Ergür, yazar Ali Görkem Userin vasıtasıyla da “İtibar” dergisinde yazı ve şiirleriyle yer almaya başladığını belirterek, “Dergide yazmaya başlamadan önce, o güne kadarki şiirlerimin tamamı, biraz kaba bir tabir olacak ama ‘çöp’tü. Dize yoktu ama pırıltı vardı. Daha sonra o pırıltıyı gördükleri için benimle ilgilenmeye karar verdiler. Ben hakiki anlamda şiir yazmayı ‘İtibar’ dergisi mutfağı sayesinde öğrendim.” diye konuştu.
Şiirin kendisi için birçok anlam barındırdığına işaret eden şair Ergür, şöyle devam etti:
“Şiir benim için sıkıntılı günlerimde, hayatın karanlık ve zor yüzüne bir cevap oldu. Şiirlerimle belki de bu hayattan öç alıyorum, beni üzen, beni kıran insanlardan. Bu manada öfkem kesinlikle dinmiş değil. Koşullar bizim ruh halimizi oluşturur. Aslında ben bu şiirleri, kıvama gelerek yazan bir adam olmak istemezdim. Normal şartlarda benim biraz daha sivri ve sert yazmam bekleniyor, beklenir de ama ben şiirlerimi ve yazılarımı biraz daha kendi dünyamda yumuşatıyorum, iyileştiriyorum.”
Gökhan Ergür, “Üzüntüden” kitabının ilk adım olduğunu, sonrasında ise adımlarını elinden geldiğince sağlam ve dikkatli atmaya çalıştığını kaydetti.
Hayatın içinden birçok kareyi yazılarına ve şiirlerine taşıyan Ergür, “Gördüğünüz rüyaların, diz çöküp oturduğunuz sofraların, sobadan kül çektiğiniz o soğuk sabahların, babanıza harçlığınız olmasa bile ‘Param var’ dediğiniz anların, yani o güne kadar yaşadığınız ömrün toplamıdır o ilk kitap. Acı-tatlı ne varsa işte orada, toplu halde önünüzde durmaktadır ve artık o anlar sadece sizin değil şiire ihtiyacı olan herkesindir. Belki yaralı bir kalbe şifa olacak, belki bir aşk mektubunun sonuna bir iki dizesi iliştirilecek, belki de bir ayrılığın son şiiri olacaktır ama muhakkak bir işe yarayacaktır. Şair bu umutla yazar çünkü. ‘Üzüntüden’ benim için bu umudun adı, benim gibi olanlara ya da olacaklara bir hal beyanıdır.” ifadelerini kullandı.

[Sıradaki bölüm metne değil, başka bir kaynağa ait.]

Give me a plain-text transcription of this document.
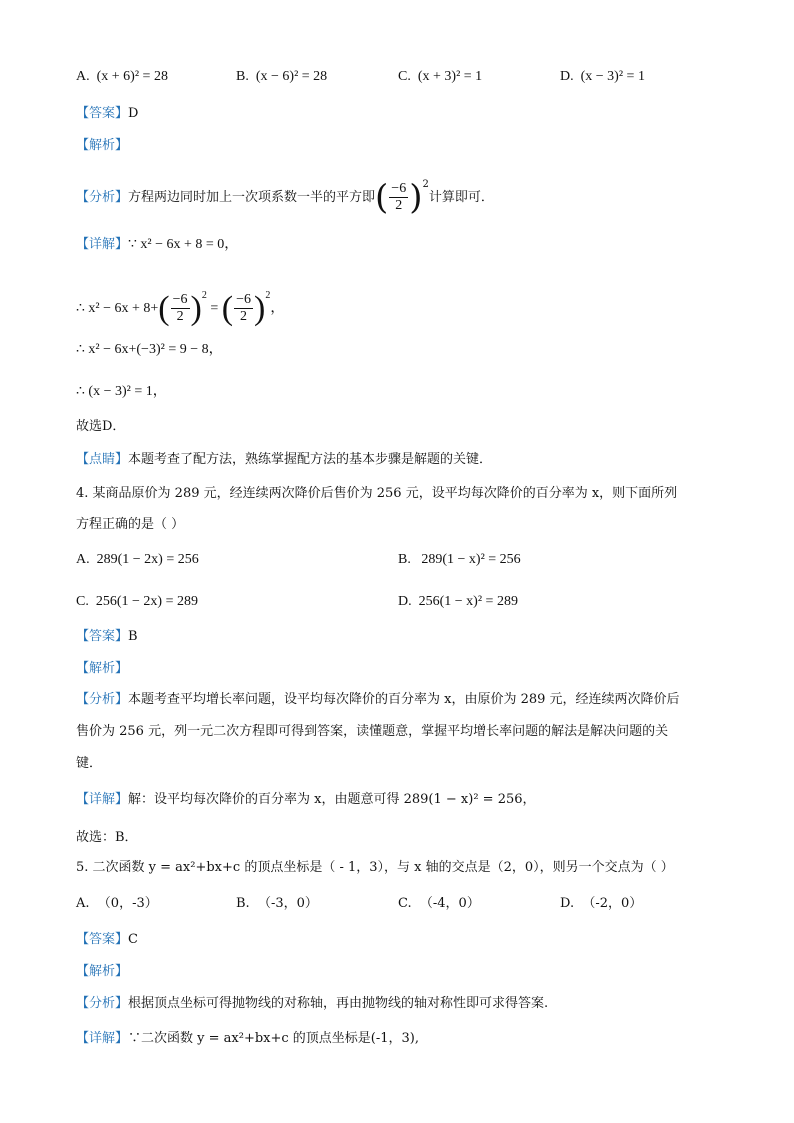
A. (x + 6)² = 28	B. (x − 6)² = 28	C. (x + 3)² = 1	D. (x − 3)² = 1
【答案】D
【解析】
【分析】方程两边同时加上一次项系数一半的平方即( $\frac{-6}{2} )^2$计算即可．
【详解】∵ x² − 6x + 8 = 0，
∴ $x^2 - 6x + 8+( \frac{-6}{2} )^2$ = ( $\frac{-6}{2} )^2$，
∴ x² − 6x+(−3)² = 9 − 8，
∴ (x − 3)² = 1，
故选D．
【点睛】本题考查了配方法，熟练掌握配方法的基本步骤是解题的关键．
4. 某商品原价为 289 元，经连续两次降价后售价为 256 元，设平均每次降价的百分率为 x，则下面所列
方程正确的是（ ）
A. 289(1 − 2x) = 256	B. 289(1 − x)² = 256
C. 256(1 − 2x) = 289	D. 256(1 − x)² = 289
【答案】B
【解析】
【分析】本题考查平均增长率问题，设平均每次降价的百分率为 x，由原价为 289 元，经连续两次降价后
售价为 256 元，列一元二次方程即可得到答案，读懂题意，掌握平均增长率问题的解法是解决问题的关
键．
【详解】解：设平均每次降价的百分率为 x，由题意可得 289(1 − x)² = 256，
故选：B．
5. 二次函数 y = ax²+bx+c 的顶点坐标是（ - 1，3），与 x 轴的交点是（2，0），则另一个交点为（ ）
A. （0，-3）	B. （-3，0）	C. （-4，0）	D. （-2，0）
【答案】C
【解析】
【分析】根据顶点坐标可得抛物线的对称轴，再由抛物线的轴对称性即可求得答案.
【详解】∵二次函数 y = ax²+bx+c 的顶点坐标是(-1，3),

“Şiir bu topraklar için ayrılmaz bir parçadır”
Ergür, şiirin şaire bir imkan sağlamadığının, koltuk veya para kazandırmadığının altını çizerek, “Aksine, elinde olanı da götürüyor, altında olan koltuğu da çekip alabiliyor. Çünkü bütünüyle bu sanata odaklanıyorsun. Bir şairin geçimini idame ettirmesi de gerekiyor.” diye konuştu.
Genç şairlerin bugün şiir yazmakta zorlanabildiğini vurgulayan Ergür, sözlerini şöyle sürdürdü:
“Şu an genç şairlerin büyük talihsizliği, şehirde yaşamaları. Sürekli bir kutunun içerisindeyiz sanki. Eve, sinemaya, AVM’lere gidiyoruz bir kutu, otobüs de bir kutu, okula gidiyoruz bir kutu. Haliyle tüm güzelliklerden uzakta ‘güzellik’ yazmak çok zor. Ne görüyoruz ki neyi yazalım? Hangi iyiliği, hangi güzelliği görüyoruz ki yazalım, anlatalım? Hangi umudu söyleyelim insanlara? Dünyada bir kıyım, vahşet yaşanıyor ve sen bu kıyımın, vahşetin içerisinde güzel bir şeyler söylemeye çalışıyorsun. İnsanlara liman olmaya çalışıyorsun, umut aşılamaya çalışıyorsun, haliyle zor, giderek de zorlaşıyor.”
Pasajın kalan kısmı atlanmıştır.